As our natural resources continue to deplete, we must prepare to make drastic changes in our lifestyles. Choosing to live sustainably is the first step in securing our planet's future. A great way to make the world a more eco-friendly place is to change the way we build. Creating green homes, offices and buildings can reduce our carbon footprints and provide a bright future for generations to come.

As an internationally recognized green building program, Leadership in Energy and Environmental Design (LEED) provides guidelines for constructing, designing and maintaining green buildings. By following these guidelines, LEED will certify your home, office or building as sustainable, placing you at the forefront of eco-friendly living.

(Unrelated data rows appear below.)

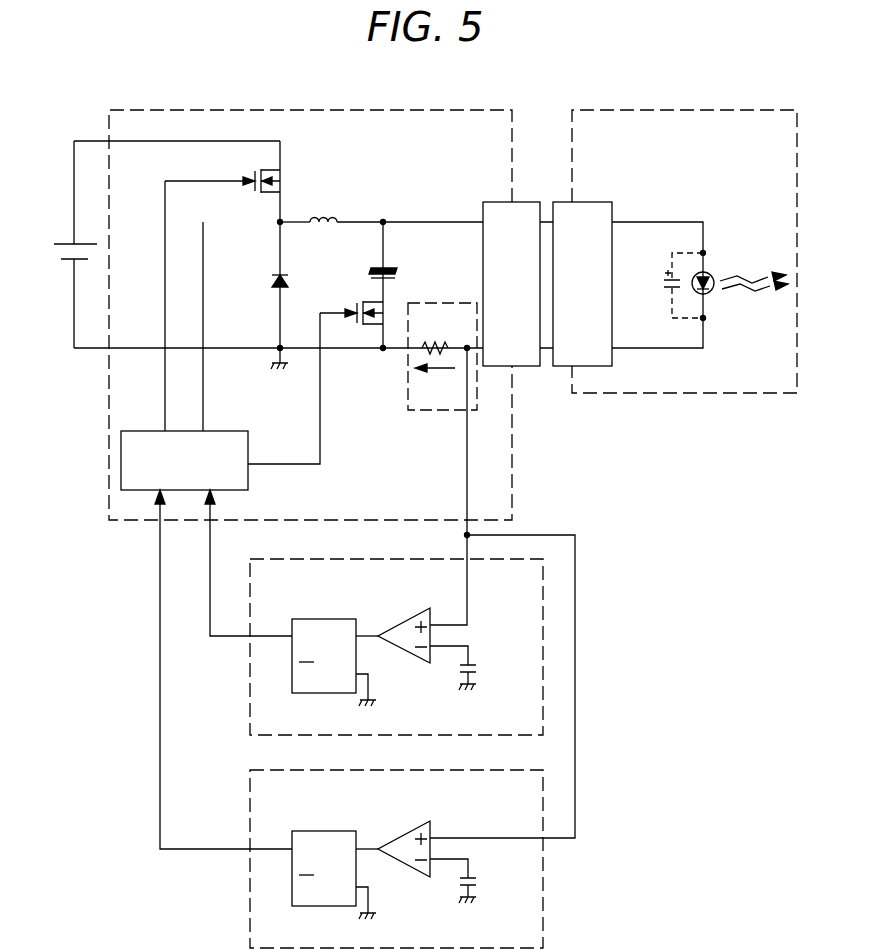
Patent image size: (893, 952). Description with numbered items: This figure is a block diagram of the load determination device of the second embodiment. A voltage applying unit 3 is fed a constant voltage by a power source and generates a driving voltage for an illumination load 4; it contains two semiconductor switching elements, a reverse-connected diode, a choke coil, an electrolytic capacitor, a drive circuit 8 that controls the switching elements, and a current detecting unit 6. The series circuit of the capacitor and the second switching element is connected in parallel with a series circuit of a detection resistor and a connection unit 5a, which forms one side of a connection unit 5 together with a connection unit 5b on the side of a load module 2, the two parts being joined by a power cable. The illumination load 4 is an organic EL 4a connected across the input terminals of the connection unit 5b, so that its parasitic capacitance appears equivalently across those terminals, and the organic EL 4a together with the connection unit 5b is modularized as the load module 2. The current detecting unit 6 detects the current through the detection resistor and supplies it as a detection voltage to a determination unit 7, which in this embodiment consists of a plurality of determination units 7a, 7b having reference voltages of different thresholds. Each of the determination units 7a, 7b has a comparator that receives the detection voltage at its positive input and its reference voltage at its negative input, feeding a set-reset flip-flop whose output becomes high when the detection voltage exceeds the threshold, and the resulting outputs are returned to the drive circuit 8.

The load module 2 is at (737, 108).
The voltage applying unit 3 is at (478, 109).
The illumination load 4 is at (730, 240).
The organic EL 4a is at (713, 293).
The connection unit 5 is at (550, 436).
The connection unit 5a is at (525, 366).
The connection unit 5b is at (587, 366).
The current detecting unit 6 is at (440, 303).
The determination unit 7 is at (616, 735).
The determination unit 7a is at (543, 786).
The determination unit 7b is at (543, 722).
The drive circuit 8 is at (225, 431).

While participation in LEED is completely voluntary, being involved demonstrates leadership in social responsibility and environmental stewardship.

Why choose LEED?

  • Green buildings lower operating costs and increase building value.
  • Using eco-friendly materials reduces the amount of waste sent to landfills.
  • Sustainable builds conserve energy, lowering harmful emissions in the environment.
  • Following LEED-sustainable standards provides a healthy environment for occupants.
  • Green designs are innovative.
  • Certification establishes a commitment to the environment and is a symbol of social responsibility.

How to get certified

LEED has created a points system for determining the sustainability of a new or existing build. For a building to be considered LEED-certified, it must earn a minimum of 40 points, or credits, on a 110 point scale. The more credits a building gets, the more sustainable it is. There are a lot of ways to earn points without blowing your budget. Even simple choices, such as plants or type of materials, can impact your home's sustainability potential.

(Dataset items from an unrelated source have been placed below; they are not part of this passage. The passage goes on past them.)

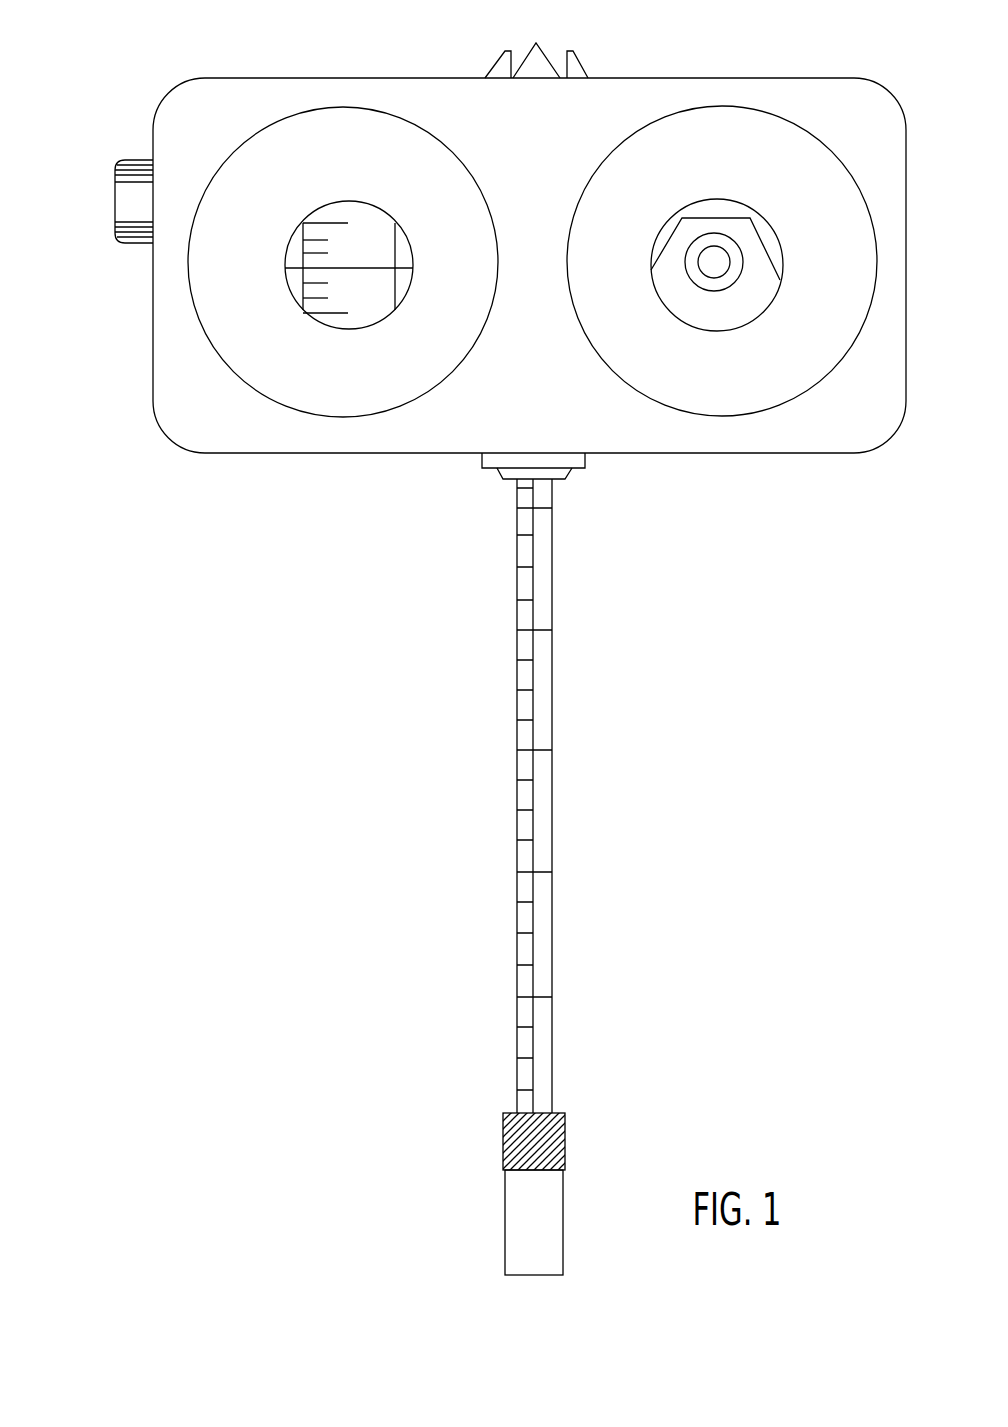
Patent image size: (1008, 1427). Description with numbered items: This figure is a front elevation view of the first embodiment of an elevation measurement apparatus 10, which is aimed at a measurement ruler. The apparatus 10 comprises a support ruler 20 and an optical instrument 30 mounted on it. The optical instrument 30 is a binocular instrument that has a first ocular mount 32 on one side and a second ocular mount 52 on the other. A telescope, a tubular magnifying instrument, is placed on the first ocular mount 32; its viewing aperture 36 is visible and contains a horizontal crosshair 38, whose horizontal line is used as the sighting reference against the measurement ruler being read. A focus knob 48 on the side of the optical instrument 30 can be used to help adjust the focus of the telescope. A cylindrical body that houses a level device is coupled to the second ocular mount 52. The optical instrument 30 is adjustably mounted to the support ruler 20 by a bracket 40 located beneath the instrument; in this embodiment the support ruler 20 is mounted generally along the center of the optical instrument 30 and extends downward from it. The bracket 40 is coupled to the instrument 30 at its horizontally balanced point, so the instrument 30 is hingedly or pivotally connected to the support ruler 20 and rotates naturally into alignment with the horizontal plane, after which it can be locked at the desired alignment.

The elevation measurement apparatus 10 is at (168, 763).
The support ruler 20 is at (552, 768).
The optical instrument 30 is at (826, 49).
The first ocular mount 32 is at (385, 78).
The viewing aperture 36 is at (373, 325).
The horizontal crosshair 38 is at (287, 267).
The bracket 40 is at (590, 463).
The focus knob 48 is at (115, 192).
The second ocular mount 52 is at (745, 78).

Main Credit Categories include:

  • Water efficiency: Reducing water use is a cost-effective, sustainable solution.Points can be earned by installing water-efficient fixtures, installing rain barrels or planting native landscaping materials that require little water.
  • Materials and resources: There are many different types of eco-friendly materials you can use when building a home. Try using low-emitting paints, buying local materials, repurposing materials or utilizing eco-friendly flooring.
  • Sustainable sites: Integrating the natural environment, such as native landscaping, with a building provides a balanced environment. Earn points by choosing a building type with little impact on the surroundings, a building site that does not have sensitive elements or a location near mass transit facilities to reduce potential pollution from cars.
  • Indoor Environmental Quality: Improve on indoor air quality through increased ventilation or by installing controlled systems for heating and cooling.
  • Energy and Atmosphere: Finding ways to lower your energy use is not only good for your wallet, it’s good for the environment. Earn points by installing energy-efficient appliances, adding windows to reduce lighting costs or using green energy resources such as solar panels.

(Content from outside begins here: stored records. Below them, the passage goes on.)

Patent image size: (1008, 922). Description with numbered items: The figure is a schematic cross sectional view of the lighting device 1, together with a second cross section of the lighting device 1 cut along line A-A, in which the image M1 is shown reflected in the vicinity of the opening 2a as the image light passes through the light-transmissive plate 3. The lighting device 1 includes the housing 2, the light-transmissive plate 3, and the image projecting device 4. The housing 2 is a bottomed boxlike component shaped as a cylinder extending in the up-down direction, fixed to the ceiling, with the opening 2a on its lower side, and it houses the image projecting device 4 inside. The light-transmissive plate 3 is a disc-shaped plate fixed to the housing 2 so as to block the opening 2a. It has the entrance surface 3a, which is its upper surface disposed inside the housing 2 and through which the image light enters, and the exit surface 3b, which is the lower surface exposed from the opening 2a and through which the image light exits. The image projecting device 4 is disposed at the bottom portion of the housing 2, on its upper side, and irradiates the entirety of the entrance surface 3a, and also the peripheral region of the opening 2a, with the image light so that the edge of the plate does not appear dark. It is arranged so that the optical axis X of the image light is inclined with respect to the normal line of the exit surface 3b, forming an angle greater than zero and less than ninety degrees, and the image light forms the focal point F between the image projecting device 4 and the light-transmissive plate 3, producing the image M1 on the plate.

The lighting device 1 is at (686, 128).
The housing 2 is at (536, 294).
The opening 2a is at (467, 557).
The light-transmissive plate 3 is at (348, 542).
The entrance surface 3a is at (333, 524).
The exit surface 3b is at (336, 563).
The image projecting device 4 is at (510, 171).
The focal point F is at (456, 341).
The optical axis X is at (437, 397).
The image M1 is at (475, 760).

While the above are good guidelines of what credits you can expect to find when getting a building certified, the LEED rating system varies by type of building. For example, if you are building a home you must prove different credits than someone building a hotel. Once you have determined which rating system is right for you, register your project with the U.S. Green Building Council and submit your application.

History

LEED was founded in 1993 by conservationist Robert Watson. Since its creation, LEED has become a standard by which sustainable buildings are measured. Today, LEED projects have been established in 135 countries, with more than half of certified buildings located internationally.